Motor homes, RVs, camping trailers, and horse trailers are welcome, but be prepared to shift into low gear. Also, if you plan on driving the entire 105 miles of the Skyline Drive, be sure you will clear Marys Rock Tunnel at mile 32.2 (just south of Thornton Gap entrance from Route 211) at 12’8″. You can visit the park without traveling through the tunnel by visiting the northern or southern sections of the park.
Note there are two NPS campgrounds that are big rig friendly (at least according to rvparkreviews) but with no hookups: Matthews Arm Campground and Big Meadows. Private campgrounds are available in Luray or other nearby towns.
Traveling the entire length supposedly takes approximately 3 hours one way but that would depend on how many stops you make and how long you stay at each. Since we would have to return later that day to the campground, there wasn’t enough time for us to do the drive in its entirety but we could do a portion of it, perhaps about 30 miles or more depending on how many stops we made.
With all the stops at the overlooks, it definitely slow going but the panoramic scenic vistas were spectacular! Hard to put the beauty into words – the photos below will have to do the talking!
Here are a few of the photos we took at each of the overlooks! Not to worry, we didn’t do all 75 of them! What a gorgeous (but very crowded) drive this must be in the fall!

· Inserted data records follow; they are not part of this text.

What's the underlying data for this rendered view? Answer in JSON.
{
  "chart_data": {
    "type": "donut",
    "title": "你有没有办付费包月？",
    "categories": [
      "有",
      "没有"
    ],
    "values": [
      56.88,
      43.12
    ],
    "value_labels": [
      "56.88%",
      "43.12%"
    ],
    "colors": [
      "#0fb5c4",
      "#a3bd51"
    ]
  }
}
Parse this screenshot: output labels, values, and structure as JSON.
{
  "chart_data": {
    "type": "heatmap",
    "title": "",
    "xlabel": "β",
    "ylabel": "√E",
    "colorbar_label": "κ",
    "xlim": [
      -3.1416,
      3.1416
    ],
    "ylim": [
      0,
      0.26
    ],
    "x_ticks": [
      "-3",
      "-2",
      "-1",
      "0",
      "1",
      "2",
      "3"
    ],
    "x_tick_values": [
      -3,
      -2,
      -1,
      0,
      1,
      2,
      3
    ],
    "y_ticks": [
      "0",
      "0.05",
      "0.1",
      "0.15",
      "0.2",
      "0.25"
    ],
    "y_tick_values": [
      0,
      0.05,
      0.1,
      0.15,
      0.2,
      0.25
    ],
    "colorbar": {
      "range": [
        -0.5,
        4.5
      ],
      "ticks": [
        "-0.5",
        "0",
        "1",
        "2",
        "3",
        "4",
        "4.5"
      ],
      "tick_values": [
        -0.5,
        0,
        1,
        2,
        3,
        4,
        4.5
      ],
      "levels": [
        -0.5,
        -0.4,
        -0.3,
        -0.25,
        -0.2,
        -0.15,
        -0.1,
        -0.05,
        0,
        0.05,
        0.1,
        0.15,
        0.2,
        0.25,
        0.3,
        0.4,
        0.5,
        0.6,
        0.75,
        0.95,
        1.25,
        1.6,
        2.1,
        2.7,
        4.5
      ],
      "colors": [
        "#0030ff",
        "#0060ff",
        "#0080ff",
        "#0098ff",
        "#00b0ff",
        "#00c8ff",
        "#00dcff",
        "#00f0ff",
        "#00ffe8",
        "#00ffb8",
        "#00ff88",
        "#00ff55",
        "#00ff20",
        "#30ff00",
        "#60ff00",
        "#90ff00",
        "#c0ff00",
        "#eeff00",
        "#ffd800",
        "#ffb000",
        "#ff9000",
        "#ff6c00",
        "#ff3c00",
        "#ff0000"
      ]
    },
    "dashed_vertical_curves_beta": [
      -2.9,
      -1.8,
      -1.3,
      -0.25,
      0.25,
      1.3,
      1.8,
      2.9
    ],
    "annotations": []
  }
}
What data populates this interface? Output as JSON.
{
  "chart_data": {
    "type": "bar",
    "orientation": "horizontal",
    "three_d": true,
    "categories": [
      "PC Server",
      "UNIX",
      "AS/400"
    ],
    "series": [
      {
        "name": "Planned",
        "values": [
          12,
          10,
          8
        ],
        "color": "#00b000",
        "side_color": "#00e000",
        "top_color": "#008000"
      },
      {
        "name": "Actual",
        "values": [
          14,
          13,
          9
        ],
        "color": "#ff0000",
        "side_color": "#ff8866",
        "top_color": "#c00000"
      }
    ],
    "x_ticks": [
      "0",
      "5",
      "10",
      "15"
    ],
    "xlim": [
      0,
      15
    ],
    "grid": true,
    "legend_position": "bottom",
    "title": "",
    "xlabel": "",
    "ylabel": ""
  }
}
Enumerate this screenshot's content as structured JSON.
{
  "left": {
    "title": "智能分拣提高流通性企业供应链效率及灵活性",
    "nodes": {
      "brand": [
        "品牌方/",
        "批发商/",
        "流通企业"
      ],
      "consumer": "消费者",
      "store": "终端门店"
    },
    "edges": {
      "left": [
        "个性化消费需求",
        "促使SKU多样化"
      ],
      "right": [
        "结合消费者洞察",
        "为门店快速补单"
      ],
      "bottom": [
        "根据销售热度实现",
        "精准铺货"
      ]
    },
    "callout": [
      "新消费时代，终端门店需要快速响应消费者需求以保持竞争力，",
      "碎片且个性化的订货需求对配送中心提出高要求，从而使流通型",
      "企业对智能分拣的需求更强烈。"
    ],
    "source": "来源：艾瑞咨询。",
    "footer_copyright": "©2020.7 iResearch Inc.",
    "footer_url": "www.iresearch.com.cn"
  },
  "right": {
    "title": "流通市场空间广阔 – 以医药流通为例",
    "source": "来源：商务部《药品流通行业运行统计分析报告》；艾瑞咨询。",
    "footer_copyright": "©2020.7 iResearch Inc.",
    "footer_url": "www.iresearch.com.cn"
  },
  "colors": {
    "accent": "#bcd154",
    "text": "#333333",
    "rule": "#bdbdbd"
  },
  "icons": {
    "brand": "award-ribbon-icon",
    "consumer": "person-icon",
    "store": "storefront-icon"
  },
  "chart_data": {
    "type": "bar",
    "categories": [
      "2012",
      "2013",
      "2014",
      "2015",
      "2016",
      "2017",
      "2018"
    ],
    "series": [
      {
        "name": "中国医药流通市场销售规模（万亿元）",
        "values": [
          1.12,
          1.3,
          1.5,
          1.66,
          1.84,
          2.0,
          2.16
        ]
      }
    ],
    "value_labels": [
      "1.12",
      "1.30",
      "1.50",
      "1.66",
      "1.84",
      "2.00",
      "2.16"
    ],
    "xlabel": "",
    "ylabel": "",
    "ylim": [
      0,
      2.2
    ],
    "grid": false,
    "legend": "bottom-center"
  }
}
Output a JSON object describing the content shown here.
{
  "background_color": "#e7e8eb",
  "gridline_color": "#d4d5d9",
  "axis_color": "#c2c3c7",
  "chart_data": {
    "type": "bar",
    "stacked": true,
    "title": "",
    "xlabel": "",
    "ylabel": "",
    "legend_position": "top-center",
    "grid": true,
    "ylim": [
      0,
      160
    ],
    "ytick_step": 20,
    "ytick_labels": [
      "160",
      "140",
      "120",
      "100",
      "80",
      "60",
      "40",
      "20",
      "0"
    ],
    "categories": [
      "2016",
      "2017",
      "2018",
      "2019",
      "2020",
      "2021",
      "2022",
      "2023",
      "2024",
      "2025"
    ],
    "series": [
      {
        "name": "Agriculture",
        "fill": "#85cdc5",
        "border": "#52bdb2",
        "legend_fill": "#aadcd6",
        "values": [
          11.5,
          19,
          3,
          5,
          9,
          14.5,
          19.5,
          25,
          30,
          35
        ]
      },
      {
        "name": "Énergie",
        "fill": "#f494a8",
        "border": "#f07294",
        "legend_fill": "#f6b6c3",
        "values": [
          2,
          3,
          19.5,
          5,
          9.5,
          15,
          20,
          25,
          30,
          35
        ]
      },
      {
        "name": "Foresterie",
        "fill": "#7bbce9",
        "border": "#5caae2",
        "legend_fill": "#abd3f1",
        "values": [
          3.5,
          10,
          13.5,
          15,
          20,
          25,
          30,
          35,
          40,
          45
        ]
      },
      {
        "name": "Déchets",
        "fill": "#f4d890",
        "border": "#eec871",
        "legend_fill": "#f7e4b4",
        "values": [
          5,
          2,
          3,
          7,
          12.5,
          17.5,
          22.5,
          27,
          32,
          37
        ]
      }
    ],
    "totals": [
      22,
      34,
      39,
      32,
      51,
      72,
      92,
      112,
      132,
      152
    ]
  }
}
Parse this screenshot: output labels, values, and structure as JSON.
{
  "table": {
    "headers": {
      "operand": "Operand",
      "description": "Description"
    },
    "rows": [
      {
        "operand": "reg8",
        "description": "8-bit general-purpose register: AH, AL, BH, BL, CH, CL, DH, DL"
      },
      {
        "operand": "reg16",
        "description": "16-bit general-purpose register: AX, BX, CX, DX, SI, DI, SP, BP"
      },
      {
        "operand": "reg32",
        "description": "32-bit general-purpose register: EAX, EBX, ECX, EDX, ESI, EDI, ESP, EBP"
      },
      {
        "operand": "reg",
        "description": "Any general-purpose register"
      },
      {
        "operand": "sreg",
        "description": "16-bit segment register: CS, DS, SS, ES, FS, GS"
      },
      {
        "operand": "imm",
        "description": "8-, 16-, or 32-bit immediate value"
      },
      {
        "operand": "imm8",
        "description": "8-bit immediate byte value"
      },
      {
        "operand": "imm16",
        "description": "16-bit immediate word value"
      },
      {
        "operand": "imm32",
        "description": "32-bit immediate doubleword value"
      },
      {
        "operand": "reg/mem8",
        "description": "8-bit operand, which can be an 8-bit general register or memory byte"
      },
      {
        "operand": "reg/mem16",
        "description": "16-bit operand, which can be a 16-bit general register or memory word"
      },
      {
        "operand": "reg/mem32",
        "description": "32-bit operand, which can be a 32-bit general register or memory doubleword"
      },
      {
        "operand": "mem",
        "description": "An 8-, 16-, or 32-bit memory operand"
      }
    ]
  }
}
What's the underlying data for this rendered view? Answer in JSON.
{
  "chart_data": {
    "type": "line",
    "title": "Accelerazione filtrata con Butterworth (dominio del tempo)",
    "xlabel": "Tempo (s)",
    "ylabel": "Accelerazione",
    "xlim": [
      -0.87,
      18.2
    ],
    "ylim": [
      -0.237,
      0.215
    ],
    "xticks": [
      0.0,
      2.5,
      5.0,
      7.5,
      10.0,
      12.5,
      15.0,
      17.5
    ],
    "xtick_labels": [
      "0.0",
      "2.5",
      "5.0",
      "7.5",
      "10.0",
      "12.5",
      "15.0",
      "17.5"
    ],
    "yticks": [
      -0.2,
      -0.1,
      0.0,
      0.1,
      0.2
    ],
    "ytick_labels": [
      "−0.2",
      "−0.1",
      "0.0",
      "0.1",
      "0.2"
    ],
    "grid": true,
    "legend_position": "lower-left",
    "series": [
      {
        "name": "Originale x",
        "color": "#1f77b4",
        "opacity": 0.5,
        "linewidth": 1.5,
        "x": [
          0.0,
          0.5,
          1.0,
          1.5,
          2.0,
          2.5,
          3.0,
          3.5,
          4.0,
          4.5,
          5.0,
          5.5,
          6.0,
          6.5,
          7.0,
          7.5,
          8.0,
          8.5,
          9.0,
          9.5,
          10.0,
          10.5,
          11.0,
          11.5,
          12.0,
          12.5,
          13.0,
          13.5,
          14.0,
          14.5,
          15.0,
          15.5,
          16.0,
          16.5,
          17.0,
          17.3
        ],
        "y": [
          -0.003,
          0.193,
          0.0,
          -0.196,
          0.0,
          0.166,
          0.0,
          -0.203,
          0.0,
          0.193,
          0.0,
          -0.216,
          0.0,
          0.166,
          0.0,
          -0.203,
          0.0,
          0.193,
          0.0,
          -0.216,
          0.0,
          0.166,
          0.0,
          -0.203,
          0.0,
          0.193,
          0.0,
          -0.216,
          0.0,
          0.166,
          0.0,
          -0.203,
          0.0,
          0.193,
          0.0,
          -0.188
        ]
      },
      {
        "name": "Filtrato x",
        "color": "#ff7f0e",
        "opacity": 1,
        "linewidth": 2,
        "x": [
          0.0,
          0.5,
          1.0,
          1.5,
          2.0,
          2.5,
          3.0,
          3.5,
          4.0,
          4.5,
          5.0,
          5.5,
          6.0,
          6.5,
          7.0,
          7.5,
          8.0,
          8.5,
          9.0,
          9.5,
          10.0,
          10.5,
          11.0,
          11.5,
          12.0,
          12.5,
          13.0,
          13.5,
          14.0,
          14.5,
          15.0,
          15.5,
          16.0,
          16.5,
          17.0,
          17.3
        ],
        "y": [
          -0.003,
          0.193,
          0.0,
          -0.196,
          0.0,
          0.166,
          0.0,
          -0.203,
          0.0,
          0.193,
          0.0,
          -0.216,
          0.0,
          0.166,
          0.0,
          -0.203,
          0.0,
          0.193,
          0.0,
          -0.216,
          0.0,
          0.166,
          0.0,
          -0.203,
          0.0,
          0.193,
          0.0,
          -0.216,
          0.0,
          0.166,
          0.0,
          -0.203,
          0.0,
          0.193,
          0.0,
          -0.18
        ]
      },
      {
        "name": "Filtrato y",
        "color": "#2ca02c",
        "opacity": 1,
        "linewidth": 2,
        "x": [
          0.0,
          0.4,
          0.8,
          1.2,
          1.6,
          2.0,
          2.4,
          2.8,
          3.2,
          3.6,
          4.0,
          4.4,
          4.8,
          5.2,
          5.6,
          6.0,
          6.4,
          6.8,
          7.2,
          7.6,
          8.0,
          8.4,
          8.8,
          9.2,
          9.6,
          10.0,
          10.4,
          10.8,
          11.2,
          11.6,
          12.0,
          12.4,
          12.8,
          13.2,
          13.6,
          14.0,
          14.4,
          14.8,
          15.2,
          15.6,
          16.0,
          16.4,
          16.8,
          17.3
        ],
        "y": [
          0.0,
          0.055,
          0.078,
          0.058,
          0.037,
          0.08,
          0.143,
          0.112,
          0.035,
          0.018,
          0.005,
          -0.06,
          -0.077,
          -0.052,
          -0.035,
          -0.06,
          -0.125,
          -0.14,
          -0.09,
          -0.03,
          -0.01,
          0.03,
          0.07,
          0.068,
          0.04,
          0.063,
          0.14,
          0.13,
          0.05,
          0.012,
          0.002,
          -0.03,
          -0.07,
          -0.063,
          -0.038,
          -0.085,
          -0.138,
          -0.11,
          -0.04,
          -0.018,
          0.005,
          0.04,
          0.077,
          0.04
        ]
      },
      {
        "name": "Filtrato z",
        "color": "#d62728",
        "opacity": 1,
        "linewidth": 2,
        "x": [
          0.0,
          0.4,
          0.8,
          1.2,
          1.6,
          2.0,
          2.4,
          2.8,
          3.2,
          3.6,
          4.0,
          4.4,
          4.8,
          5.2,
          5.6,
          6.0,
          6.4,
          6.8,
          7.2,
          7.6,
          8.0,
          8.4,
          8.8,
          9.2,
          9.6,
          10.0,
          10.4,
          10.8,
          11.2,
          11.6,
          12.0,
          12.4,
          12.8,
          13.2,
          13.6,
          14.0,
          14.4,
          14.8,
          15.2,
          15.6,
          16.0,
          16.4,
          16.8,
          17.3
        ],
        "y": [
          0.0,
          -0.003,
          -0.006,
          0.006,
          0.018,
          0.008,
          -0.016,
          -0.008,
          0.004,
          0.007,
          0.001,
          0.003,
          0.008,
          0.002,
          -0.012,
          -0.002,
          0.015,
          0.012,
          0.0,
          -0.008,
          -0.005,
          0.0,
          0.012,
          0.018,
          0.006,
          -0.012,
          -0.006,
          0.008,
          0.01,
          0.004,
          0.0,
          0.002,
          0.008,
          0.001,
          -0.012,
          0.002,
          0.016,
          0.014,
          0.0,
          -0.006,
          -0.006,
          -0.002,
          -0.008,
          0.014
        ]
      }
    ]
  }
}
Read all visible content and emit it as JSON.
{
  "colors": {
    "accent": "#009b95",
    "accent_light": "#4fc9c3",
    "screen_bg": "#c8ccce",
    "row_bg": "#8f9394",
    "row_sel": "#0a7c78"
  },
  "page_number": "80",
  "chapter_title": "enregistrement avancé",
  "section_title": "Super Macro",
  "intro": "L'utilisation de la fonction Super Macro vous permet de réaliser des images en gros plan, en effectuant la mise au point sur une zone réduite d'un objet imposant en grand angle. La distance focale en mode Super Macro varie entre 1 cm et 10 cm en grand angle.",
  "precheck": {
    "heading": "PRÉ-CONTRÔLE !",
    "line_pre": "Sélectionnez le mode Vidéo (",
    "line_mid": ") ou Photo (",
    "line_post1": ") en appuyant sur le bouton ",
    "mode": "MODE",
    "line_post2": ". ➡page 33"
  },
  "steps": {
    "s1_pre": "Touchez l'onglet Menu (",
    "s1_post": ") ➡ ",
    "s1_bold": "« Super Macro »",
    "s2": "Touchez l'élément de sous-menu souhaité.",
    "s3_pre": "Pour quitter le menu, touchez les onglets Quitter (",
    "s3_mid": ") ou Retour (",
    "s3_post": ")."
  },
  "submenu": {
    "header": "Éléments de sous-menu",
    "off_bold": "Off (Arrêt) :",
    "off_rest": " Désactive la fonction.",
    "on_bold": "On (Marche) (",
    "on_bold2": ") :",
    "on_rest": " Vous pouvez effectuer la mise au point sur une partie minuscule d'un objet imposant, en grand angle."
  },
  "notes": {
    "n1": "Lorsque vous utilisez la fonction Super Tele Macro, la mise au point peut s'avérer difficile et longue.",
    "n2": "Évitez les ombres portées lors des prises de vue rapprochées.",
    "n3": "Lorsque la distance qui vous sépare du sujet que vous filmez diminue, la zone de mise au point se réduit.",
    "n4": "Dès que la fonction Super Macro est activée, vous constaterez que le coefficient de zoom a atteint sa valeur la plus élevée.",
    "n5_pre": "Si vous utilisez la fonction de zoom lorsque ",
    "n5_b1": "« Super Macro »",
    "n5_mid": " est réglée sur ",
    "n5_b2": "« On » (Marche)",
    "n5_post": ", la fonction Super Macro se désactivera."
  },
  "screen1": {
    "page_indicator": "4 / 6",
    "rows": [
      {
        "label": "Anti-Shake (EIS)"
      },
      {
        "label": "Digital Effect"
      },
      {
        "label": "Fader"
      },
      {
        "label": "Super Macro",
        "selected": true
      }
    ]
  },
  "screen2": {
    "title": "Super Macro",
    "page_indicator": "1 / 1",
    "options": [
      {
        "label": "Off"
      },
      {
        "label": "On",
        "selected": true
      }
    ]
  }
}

Shenandoah Valley Overlook, Milepost 2.8, elevation 1390′
Dickey Ridge Visitor Center and Overlook, Milepost 4.5, elevation 1940′
The Visitor Center here has exhibits, an orientation movie, bookstore, etc. Unfortunately it is closed on Tuesdays (the day we were there) and Wednesdays. Wish it had been open. Most of us take a road like this one for granted with no understanding of what it took to design or build it. Perhaps the movie or the exhibits would have provided us with that information. While doing research for this post, however, I found this document written by Walter Mallonee, one of the members of the original surveying crew who was employed by the U.S. Department of Agriculture’s Bureau of Public Roads. Really makes one appreciate the hardships that these men had to endure to build this beautiful road back in the 1930’s!
Signal Knob Overlook, Milepost 5.5, elevation 2085′
This sign talks about how much the landscape has changed in the past 50 years – today there are a lot more houses dotting the landscape. Park resources can make decisions on how to protect the park but it is up to the surrounding communities to help protect the views. It is a delicate balance between development and preservation.
Gooney Run Overlook, Milepost 6.8, elevation 2085′
Hogwallow Flats Overlook, Milepost 13.6, elevation 2665′
Range View Overlook, Milepost 17.0, elevation 2810′
Little Devil’s Stairs Overlook, Milepost 20.0, elevation 3120′
Hogback Overlook, Milepost 20.7, elevation 3385′
Pass Mountain Overlook, Milepost 30.0, elevation 2460′
Just a little past milepost 30 (just before Marys Rock Tunnel), sadly we left the Skyline Drive, turning onto US-211 west, heading to the town of Luray.
By the way, Luray is home to the famous Luray Caverns which we visited in 2000 on our way to the Smoky Mountains. The $28 ($15 for children 6-12, free under 6) admission includes not only a tour of the caverns but also the Car & Carriage Caravan Museum, Toy Town Junction and the Luray Valley Museum. There’s also a Rope Adventure Park for an additional $11. If you haven’t been, it’s definitely worth a visit!
On that same trip, we also visited Skyline Caverns located in Front Royal. Admission here: adults (ages 14+) $22.00, child (ages 7-13) $11.00 and children 6 and under – free. Not sure how these caverns are today but back 2000 we found the formations inside Luray Caverns to be more impressive and the Car Museum was pretty interesting. Luray was and perhaps still is a lot more commercialized than Skyline.
In the town of Luray, we turned onto US Hwy 340 to head north back to Shenandoah River State Park.
And still more gorgeous scenery of where we had just been up in those mountains viewed from US-340 heading back to the campground.